Quando você foi embora


[Você pode ler este texto ao som desta versão de Call Your Girlfriend]

A insistência pode ser mais dolorosa do que o fato em si, sabia? Porque eu, ah, eu tenho dessa coisa minha, só minha mesmo, de me apegar a cada rejeição e criar como se fosse semente no algodão. Com afeto e com todo cuidado doentio de quem não consegue se desprender dum mundo-nada-ideal em que você não me contou nada, e eu finjo saber em silêncio.

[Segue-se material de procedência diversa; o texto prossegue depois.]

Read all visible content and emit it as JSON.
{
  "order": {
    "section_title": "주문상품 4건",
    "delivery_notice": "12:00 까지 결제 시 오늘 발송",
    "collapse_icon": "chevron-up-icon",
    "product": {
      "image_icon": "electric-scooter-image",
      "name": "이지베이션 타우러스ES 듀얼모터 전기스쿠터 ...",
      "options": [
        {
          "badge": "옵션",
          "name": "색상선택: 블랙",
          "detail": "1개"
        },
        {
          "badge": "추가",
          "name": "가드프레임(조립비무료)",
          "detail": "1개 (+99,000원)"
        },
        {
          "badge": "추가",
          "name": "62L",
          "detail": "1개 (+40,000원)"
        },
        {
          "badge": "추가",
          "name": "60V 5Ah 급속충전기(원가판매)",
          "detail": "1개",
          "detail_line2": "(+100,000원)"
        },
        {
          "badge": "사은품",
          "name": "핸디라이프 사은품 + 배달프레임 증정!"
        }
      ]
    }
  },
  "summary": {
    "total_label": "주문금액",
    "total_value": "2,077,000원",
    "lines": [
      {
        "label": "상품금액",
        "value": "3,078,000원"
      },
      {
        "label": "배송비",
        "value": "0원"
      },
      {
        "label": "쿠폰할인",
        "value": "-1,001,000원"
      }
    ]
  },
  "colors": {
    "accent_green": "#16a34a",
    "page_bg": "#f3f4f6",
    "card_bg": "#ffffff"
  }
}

Finjo saber que você vai embora daqui a pouco, finjo saber que você vai sentar comigo numa praça movimentada às oito da noite duma terça-feira friorenta pra cravar sete graus Celsius de despejo no peito. Finjo que sei prever o futuro e pode ser que eu esteja certo e que isso vá acontecer, mas o fato da previsão ser duvidosa, ainda que numa margem de erro pequena, me conforta. Me conforta porque você ainda não bateu o martelo, não me chamou pra falar, não decretou alforria sentimental e nem se desprendeu de mim. E enquanto eu tenho isso, eu finjo, finjo, finjo e suplico pra mim mesmo que tá tudo bem.

E chega um dia em que você me conta que conheceu alguém novo.

Nesse dia não teve porta destrancada e eu nem me lembrei de acender a luz do corredor. Nesse dia bateram lá em casa pra ver se tinha alguém e já não tinha. Apaguei a luz pra ver se você caía no meio do caminho tentando me achar, pra ver se você se machucava ou se cortava no chapisco da varanda, pra te causar alguma dor física que compensasse. Ah, porque a gente quer sempre machucar o outro de alguma forma quando a gente sente dor sozinho e quando nem tem como remediar direito. Quer que o outro se sinta mal e se sinta mesmo, sem dó nem piedade. A gente quer deslocar o lugar de vítima pra outra pessoa que não seja a gente porque a gente não se basta mais de tanta angústia que já cabe aqui dentro.

Eu rego minhas mágoas diariamente. Só que essa tem lugar especial. Como num ritual pré-estabelecido, despejo água salgada direto da fonte sobre ela. Que se alimente de mim e de você e de toda essa dor comprimida que não dá pra engolir. Despejo o vidro de remédios no ralo da pia e desço com eles pra viver nessa condição-placebo que me obriga a te acusar. E te despejo de acusações. Te acuso de ainda estar bem. Acuso e recuo e queria que você sentisse o gume pontiagudo espetando, raspando a ferida pra não infeccionar, pra deixar os pontos abertos, expostos pra drenar você. Recuso a cura. Me recuso a aceitar que você tenha passado por isso como se nunca tivesse visto metade do que eu vi de sofrimento e solidão. Abuso e peço pena de tortura – porque o que eu sinto não pode pegar prisão perpétua e o corredor da morte pra gente carece de pânico e de dor pra você. Exijo tortura em histeria. Numa histeria tão silenciosa quanto a dor de ver quem você amou indo embora de mãos dadas com alguém, sem nem sentir o peso da sua perda. Numa histeria que observa o calendário e confessa que os meses de janeiro a dezembro tiveram carinho, conforto e passaram sem marcas pra você enquanto eu via cortes cada vez mais fundos numa pele inchada e marcada por malas nunca desfeitas debaixo dos olhos.